The fragile peace between apes and men comes under fire as Earth’s resources dwindle.
2011’s Rise of the Planet of the Apes was that rare thing – a reboot of a long dead franchise that not only managed to be commercially and critically successful but also forged its own new path rather than being hyped up fan service.
Rise is a unique and impressive film, particularly for its small scale and the power of its central human/simian relationship. And that makes it a tough act to follow. So new director Matt Reeves doesn’t really try, putting his own stamp on a much bigger story that sees the world edge closer to the future we saw in the original Apes.
This is also a film where focus more or less entirely shifts to the simian story. There are humans in the mix, and their struggle is a part of the main narrative but Caesar is the hero and most of the incidents are shaped and led by ape action.
There’s a lot going on, and Reeves handles it all really well – building a sense of dread from the beginning as the audience already knows things aren’t going to end well for man or ape. There are moments of subtlety and great beauty before the entire piece ignites for the chaos of the finale.
Technically, what has been achieved here is nigh on magical. It’s difficult to comprehend that every non-human character is entirely digital, every grasping hand, every strand of fur.
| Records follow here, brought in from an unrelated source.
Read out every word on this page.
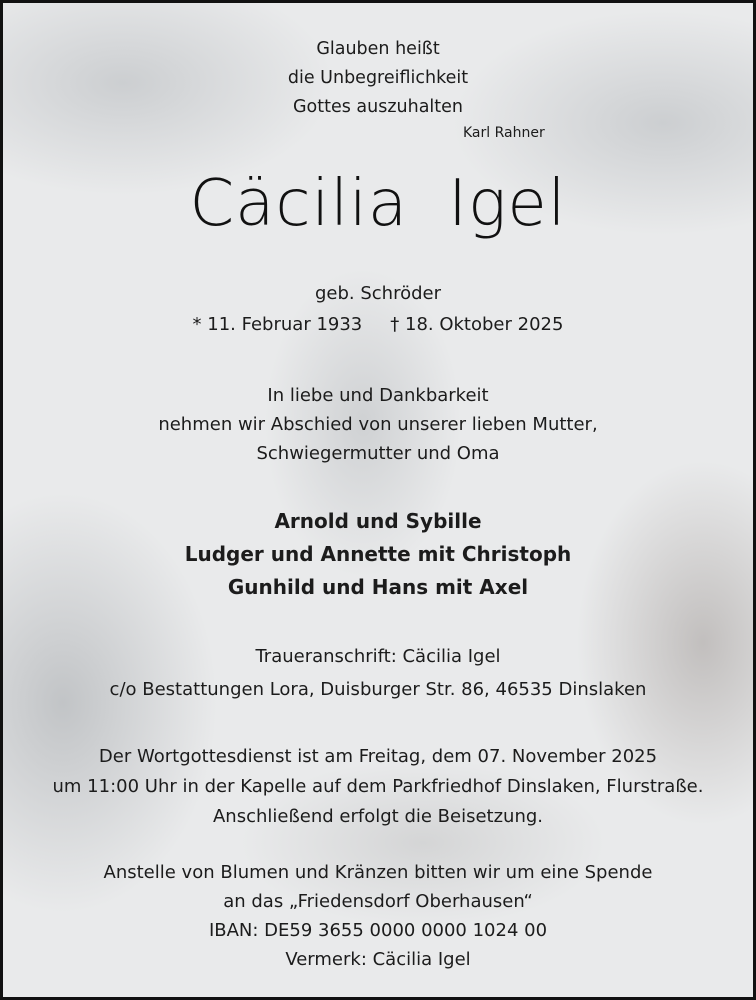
Glauben heißt
die Unbegreiflichkeit
Gottes auszuhalten
Karl Rahner
Cäcilia Igel
geb. Schröder
* 11. Februar 1933 † 18. Oktober 2025
In liebe und Dankbarkeit
nehmen wir Abschied von unserer lieben Mutter,
Schwiegermutter und Oma
Arnold und Sybille
Ludger und Annette mit Christoph
Gunhild und Hans mit Axel
Traueranschrift: Cäcilia Igel
c/o Bestattungen Lora, Duisburger Str. 86, 46535 Dinslaken
Der Wortgottesdienst ist am Freitag, dem 07. November 2025
um 11:00 Uhr in der Kapelle auf dem Parkfriedhof Dinslaken, Flurstraße.
Anschließend erfolgt die Beisetzung.
Anstelle von Blumen und Kränzen bitten wir um eine Spende
an das „Friedensdorf Oberhausen“
IBAN: DE59 3655 0000 0000 1024 00
Vermerk: Cäcilia Igel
Reeves pushes the crowd numbers of apes to greater heights here but the most staggering moments are when a single simian face fills the screen. The detail in texture is astounding, and the range of emotions really brings these characters alive.
The special effects are so ground-breaking that its easy to overlook the films flaws. For one thing, it’s an incredibly familiar tale – Caesar is the Godfather of apes and his general Koba couldn’t be more Brutus. They’re stock characters in an unusual setting and while the situation adds freshness there’s a pervading tired musk about most of the narrative.
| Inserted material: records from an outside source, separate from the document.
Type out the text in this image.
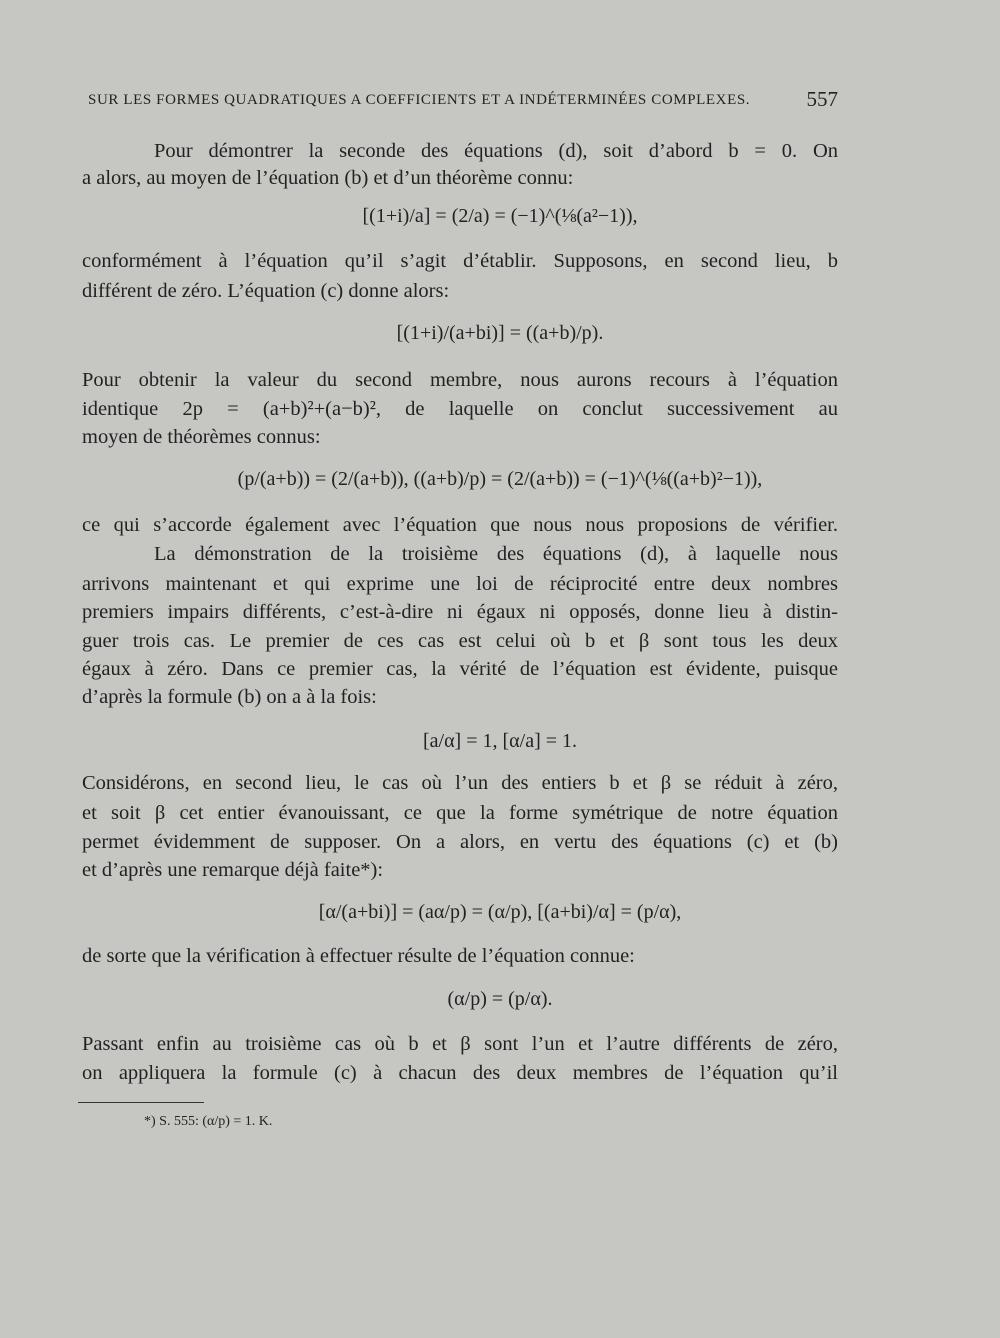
SUR LES FORMES QUADRATIQUES A COEFFICIENTS ET A INDÉTERMINÉES COMPLEXES.	557
Pour démontrer la seconde des équations (d), soit d’abord b = 0. On
a alors, au moyen de l’équation (b) et d’un théorème connu:
[(1+i)/a] = (2/a) = (−1)^(⅛(a²−1)),
conformément à l’équation qu’il s’agit d’établir. Supposons, en second lieu, b
différent de zéro. L’équation (c) donne alors:
[(1+i)/(a+bi)] = ((a+b)/p).
Pour obtenir la valeur du second membre, nous aurons recours à l’équation
identique 2p = (a+b)²+(a−b)², de laquelle on conclut successivement au
moyen de théorèmes connus:
(p/(a+b)) = (2/(a+b)), ((a+b)/p) = (2/(a+b)) = (−1)^(⅛((a+b)²−1)),
ce qui s’accorde également avec l’équation que nous nous proposions de vérifier.
La démonstration de la troisième des équations (d), à laquelle nous
arrivons maintenant et qui exprime une loi de réciprocité entre deux nombres
premiers impairs différents, c’est-à-dire ni égaux ni opposés, donne lieu à distin-
guer trois cas. Le premier de ces cas est celui où b et β sont tous les deux
égaux à zéro. Dans ce premier cas, la vérité de l’équation est évidente, puisque
d’après la formule (b) on a à la fois:
[a/α] = 1, [α/a] = 1.
Considérons, en second lieu, le cas où l’un des entiers b et β se réduit à zéro,
et soit β cet entier évanouissant, ce que la forme symétrique de notre équation
permet évidemment de supposer. On a alors, en vertu des équations (c) et (b)
et d’après une remarque déjà faite*):
[α/(a+bi)] = (aα/p) = (α/p), [(a+bi)/α] = (p/α),
de sorte que la vérification à effectuer résulte de l’équation connue:
(α/p) = (p/α).
Passant enfin au troisième cas où b et β sont l’un et l’autre différents de zéro,
on appliquera la formule (c) à chacun des deux membres de l’équation qu’il
*) S. 555: (α/p) = 1. K.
It’s also very ape centric, so be prepared for a lot of subtitles for the many sign-language exchanges and some grunting ape-speak. Reeves does a remarkably job of getting us invested in these relationships but at the cost of the human characters. Despite his best efforts, Jason Clarke’s non-furry bloke makes no impression. His connection to Caesar is contrived rather than earned and his characterisation weak and passive. Shockingly, I almost missed James Franco.
Dawn is a marvellous technical achievement, there’s no doubt about that, and the spectacle of the finale is balanced out by several fine smaller scenes. Andy Serkis and the rest of the performance capture crew do brilliant work (with lots of help from Weta) and I’m certainly looking forward to where the franchise goes from here. But I also can’t help but be a bit bewildered by the rave reviews suggesting that this is the best film of the year. I genuinely preferred Rise.